Even with all of that there were bottlenecks in raw materials, manufacturing and distribution.  This is the human factor; we just didn’t make enough or plan appropriately for mass distribution.  Fortunately, as a nation we are working hard to solve these bottlenecks and making it happen. Fast.

I have also been asked, why can’t I just go to my doctor or pharmacy and get the shot?

Someday that may happen but the distribution reality is that since the initial vaccines required some very difficult (expensive) storage and handling it was only prudent to develop some mass distribution areas where a quantity of vaccine can be readied for hundreds if not thousands of recipients. The last time I had a vaccine at my pharmacy between the paperwork and the wait time I was there for almost an hour. Hardly an efficient way to do this right now. Vaccine distribution has been phased so that those most likely to get, spread, or have fatal outcomes are high on the list.

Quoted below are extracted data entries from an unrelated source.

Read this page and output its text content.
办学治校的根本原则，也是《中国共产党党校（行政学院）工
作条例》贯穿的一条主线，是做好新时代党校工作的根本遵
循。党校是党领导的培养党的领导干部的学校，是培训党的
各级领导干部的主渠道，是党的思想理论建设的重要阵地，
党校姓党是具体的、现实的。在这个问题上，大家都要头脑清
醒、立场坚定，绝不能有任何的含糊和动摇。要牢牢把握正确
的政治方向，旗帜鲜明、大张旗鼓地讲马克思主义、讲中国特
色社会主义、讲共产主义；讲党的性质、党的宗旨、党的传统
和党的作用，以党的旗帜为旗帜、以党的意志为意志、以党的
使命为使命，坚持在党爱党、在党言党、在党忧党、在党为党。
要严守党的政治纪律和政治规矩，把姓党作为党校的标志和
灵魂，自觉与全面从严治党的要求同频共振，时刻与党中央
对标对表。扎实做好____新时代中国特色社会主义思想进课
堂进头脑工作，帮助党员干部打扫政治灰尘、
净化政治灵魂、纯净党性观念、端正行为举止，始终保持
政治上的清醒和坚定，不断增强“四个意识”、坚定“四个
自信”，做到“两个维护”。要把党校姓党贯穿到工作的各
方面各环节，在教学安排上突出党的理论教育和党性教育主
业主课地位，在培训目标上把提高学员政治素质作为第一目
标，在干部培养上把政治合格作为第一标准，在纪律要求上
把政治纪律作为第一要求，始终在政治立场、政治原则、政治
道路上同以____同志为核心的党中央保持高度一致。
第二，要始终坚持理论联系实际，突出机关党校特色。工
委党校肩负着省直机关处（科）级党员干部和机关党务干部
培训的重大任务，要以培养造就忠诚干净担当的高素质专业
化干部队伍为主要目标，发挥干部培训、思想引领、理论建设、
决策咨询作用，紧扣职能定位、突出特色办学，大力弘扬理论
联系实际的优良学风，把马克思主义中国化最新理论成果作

As the quantity of vaccine increases more trained providers will be needed to administer the vaccine.  Currently many health care providers are waiting approval by Gov. Tom Wolf to allow them to be part of the administration team and these large vaccination centers. My name is on the list compiled by the Pennsylvania Dental Association as a provider willing to serve.  So, one day (soon I hope) I will be spending some time helping to get folks their vaccines.  Gov. Wolf, if you read this, we are ready, willing and able to help!

This is the math. We need to get enough people vaccinated to stop the spread.  The faster we get it done the sooner we stop the spread the better it is for our economy, our families and our lives.

It is important, that when you can, as soon as you can, you get immunized.  Not just to protect yourself, but to limit the overall spread and help allow us to reopen some of those things we love.  I don’t know about you, but I really want to go to a ball game and while I was never a big “sit at the bar” person, I really am looking forward to the opportunity to belly up with my husband or a colleague.

Dr. Stephanie McGann, who has more than two decades of dental practice experience, is a resident of the Unionville area and owns and practices at Rainbow Valley Dental, in Valley. She is a past President of the Chester/Delaware Dental Society and she is a Fellow of the Academy of General Dentistry.